IVF is not first line treatment for the ovulation problems associated with PCOS because in an IVF cycle the embryo transfer needs to happen in the correct part of your cycle, 5 days after ovulation, so with an irregular cycle, “ovulation induction” type treatment is needed before transfer. Women with PCOS are at higher risk of Ovarian Hyperstimulation Syndrome, one of the most common and severe complications of IVF.

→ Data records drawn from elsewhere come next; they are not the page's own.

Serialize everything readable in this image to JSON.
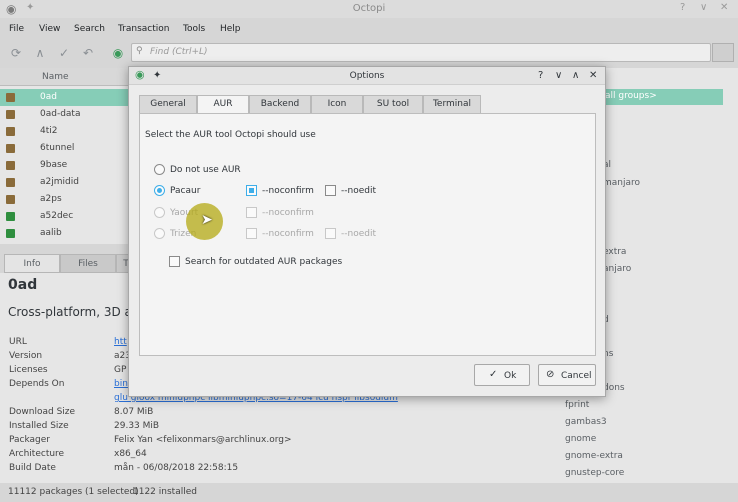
{
  "window": {
    "title": "Octopi"
  },
  "menu": [
    "File",
    "View",
    "Search",
    "Transaction",
    "Tools",
    "Help"
  ],
  "search": {
    "placeholder": "Find  (Ctrl+L)"
  },
  "package_list": {
    "column_name": "Name",
    "rows": [
      {
        "name": "0ad",
        "selected": true
      },
      {
        "name": "0ad-data"
      },
      {
        "name": "4ti2"
      },
      {
        "name": "6tunnel"
      },
      {
        "name": "9base"
      },
      {
        "name": "a2jmidid"
      },
      {
        "name": "a2ps"
      },
      {
        "name": "a52dec",
        "installed": true
      },
      {
        "name": "aalib",
        "installed": true
      }
    ]
  },
  "groups": {
    "selected": "all groups>",
    "items": [
      "al",
      "manjaro",
      "extra",
      "anjaro",
      "d",
      "ns",
      "dons",
      "fprint",
      "gambas3",
      "gnome",
      "gnome-extra",
      "gnustep-core"
    ]
  },
  "info_tabs": [
    "Info",
    "Files",
    "T"
  ],
  "info": {
    "title": "0ad",
    "description": "Cross-platform, 3D and",
    "fields": [
      {
        "label": "URL",
        "value": "htt",
        "link": true
      },
      {
        "label": "Version",
        "value": "a23"
      },
      {
        "label": "Licenses",
        "value": "GP"
      },
      {
        "label": "Depends On",
        "value": "bin",
        "link": true
      },
      {
        "label": "",
        "value": "glu  gloox  miniupnpc  libminiupnpc.so=17-64  icu  nspr  libsodium",
        "link": true
      },
      {
        "label": "Download Size",
        "value": "8.07 MiB"
      },
      {
        "label": "Installed Size",
        "value": "29.33 MiB"
      },
      {
        "label": "Packager",
        "value": "Felix Yan <felixonmars@archlinux.org>"
      },
      {
        "label": "Architecture",
        "value": "x86_64"
      },
      {
        "label": "Build Date",
        "value": "mån - 06/08/2018 22:58:15"
      }
    ]
  },
  "status": {
    "packages": "11112 packages (1 selected)",
    "installed": "1122 installed"
  },
  "dialog": {
    "title": "Options",
    "ctrl_help": "?",
    "ctrl_min": "∨",
    "ctrl_max": "∧",
    "ctrl_close": "✕",
    "tabs": [
      "General",
      "AUR",
      "Backend",
      "Icon",
      "SU tool",
      "Terminal"
    ],
    "active_tab": "AUR",
    "heading": "Select the AUR tool Octopi should use",
    "options": {
      "none": "Do not use AUR",
      "pacaur": "Pacaur",
      "yaourt": "Yaourt",
      "trizen": "Trizen",
      "noconfirm": "--noconfirm",
      "noedit": "--noedit",
      "outdated": "Search for outdated AUR packages"
    },
    "ok": "Ok",
    "cancel": "Cancel"
  },
  "colors": {
    "accent": "#3daee9",
    "selection": "#86cdb7"
  }
}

Acne and hair changes can both be treated medically. There is some overlap here between gynaecology, endocrinology, dermatology and general practice but I can address these issues and plan your treatment so everything is well coordinated.

PCOS & Menopause

Will PCOS go away at menopause?

The menstrual problems associated with your PCOS will go away when you enter menopause but the other metabolic effects of PCOS will remain and it is in the postmenopausal years that you are most at risk of heart attack, stroke and other vascular disease. Menopause can be a difficult time for a lot of women. What I have learned is that it can also be a time to stop and reflect on life in a bigger, more holistic way.

Gynaecologist Perth for PCOS

Why Dr Richard Murphy as your gynaecologist?

Whether you are looking to get pregnant sooner, later or not at all PCOS will need managing. If pregnancy is planned soon and your cycles are irregular or absent, then please come to see me.

The success rates for Ovulation Induction are very good. If you are looking at conceiving in the future, then planning early and perhaps making some adjustments beforehand can often make things much easier.

Even if you are not trying to conceive, the metabolic aspects of PCOS need addressing. Finally, we know that a lack of ovulation is the major risk factor for endometrial cancer. You need at least 4 episodes of Progesterone exposure per year to protect your endometrium from this risk. This usually occurs during normal ovulation. Endometrial protection is an important part of PCOS management.